Cytoplasmic polyadenylation element binding (CPEB) proteins bind to and regulate the translation of specific mRNAs. CPEBs from Xenopus, Drosophila, and Spisula participate in oogenesis. In this report, we examine the biological roles of all identifiable CPEB homologs in a single organism, Caenorhabditis elegans. We find four homologs in the C. elegans genome: cbp-1, cpb-2, cpb-3, and fog-1. Surprisingly, two homologs, CPB-1 and FOG-1, have key functions in spermatogenesis and are dispensable for oogenesis.

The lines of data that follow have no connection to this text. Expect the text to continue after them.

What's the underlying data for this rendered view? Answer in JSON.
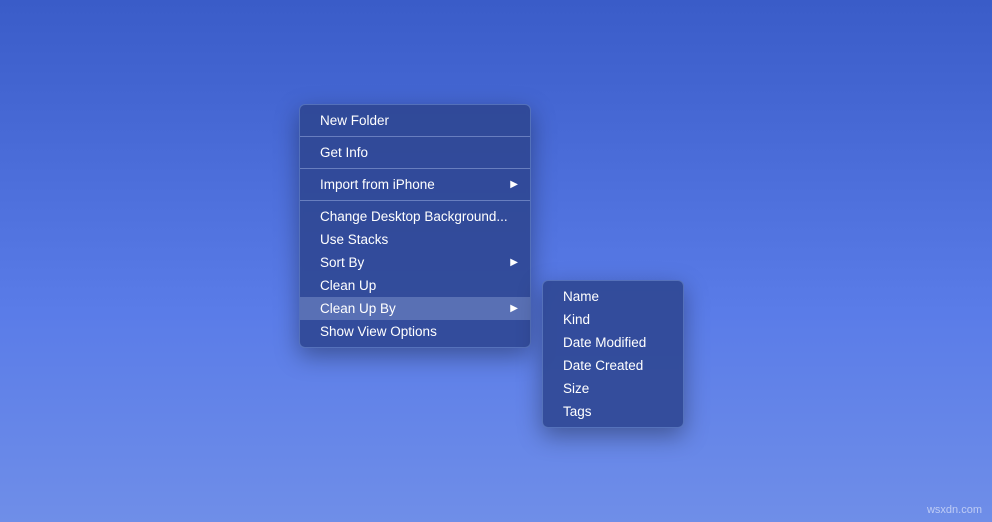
{
  "menu": {
    "groups": [
      [
        {
          "label": "New Folder",
          "hasSubmenu": false
        }
      ],
      [
        {
          "label": "Get Info",
          "hasSubmenu": false
        }
      ],
      [
        {
          "label": "Import from iPhone",
          "hasSubmenu": true
        }
      ],
      [
        {
          "label": "Change Desktop Background...",
          "hasSubmenu": false
        },
        {
          "label": "Use Stacks",
          "hasSubmenu": false
        },
        {
          "label": "Sort By",
          "hasSubmenu": true
        },
        {
          "label": "Clean Up",
          "hasSubmenu": false
        },
        {
          "label": "Clean Up By",
          "hasSubmenu": true,
          "highlighted": true
        },
        {
          "label": "Show View Options",
          "hasSubmenu": false
        }
      ]
    ]
  },
  "submenu": {
    "items": [
      {
        "label": "Name"
      },
      {
        "label": "Kind"
      },
      {
        "label": "Date Modified"
      },
      {
        "label": "Date Created"
      },
      {
        "label": "Size"
      },
      {
        "label": "Tags"
      }
    ]
  },
  "watermark": "wsxdn.com"
}
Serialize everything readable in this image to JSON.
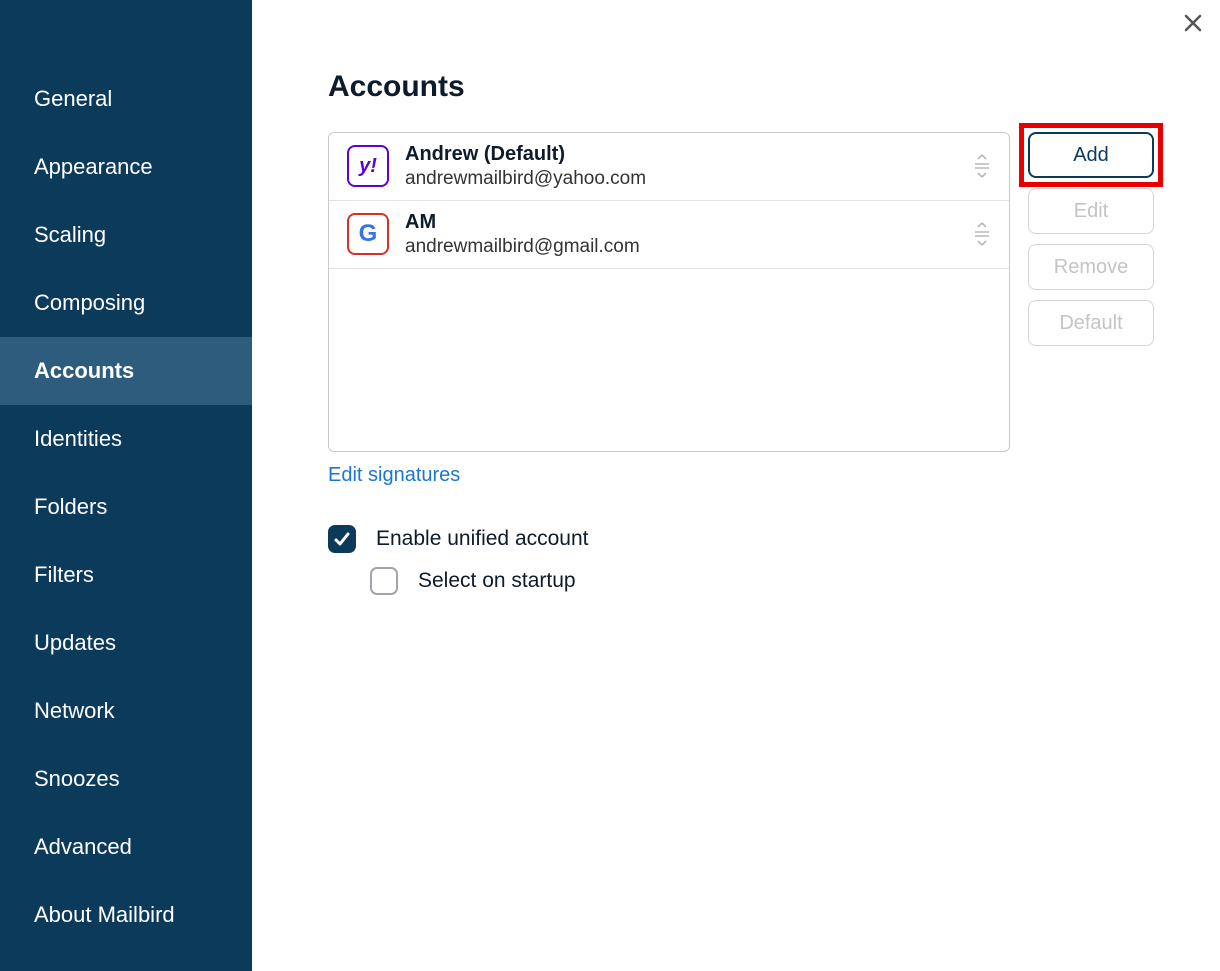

CPB-2 and CPB-3 also appear not to be required for oogenesis. CPB-1 is essential for progression through meiosis: cpb-1(RNAi) spermatocytes fail to undergo the meiotic cell divisions. CPB-1 protein is present in the germ line just prior to overt spermatogenesis; once sperm differentiation begins, CPB-1 disappears. CPB-1 physically interacts with FBF, another RNA-binding protein and 3' UTR regulator. In addition to its role in controlling the sperm/oocyte switch, we find that FBF also appears to be required for spermatogenesis, consistent with its interaction with CPEB. A second CPEB homolog, FOG-1, is required for specification of the sperm fate. The fog-1 gene produces fog-1(L) and fog-1(S) transcripts. The fog-1(L) RNA is enriched in animals making sperm and is predicted to encode a larger protein; fog-1(S) RNA is enriched in animals making oocytes and is predicted to encode a smaller protein. The relative abundance of the two mRNAs is controlled temporally during germ-line development and by the sex determination pathway in a fashion that suggests that the fog-1(L) species encodes the active form. In sum, our results demonstrate that, in C. elegans, two CPEB proteins have distinct functions in the germ line, both in spermatogenesis: FOG-1 specifies the sperm cell fate and CPB-1 executes that decision.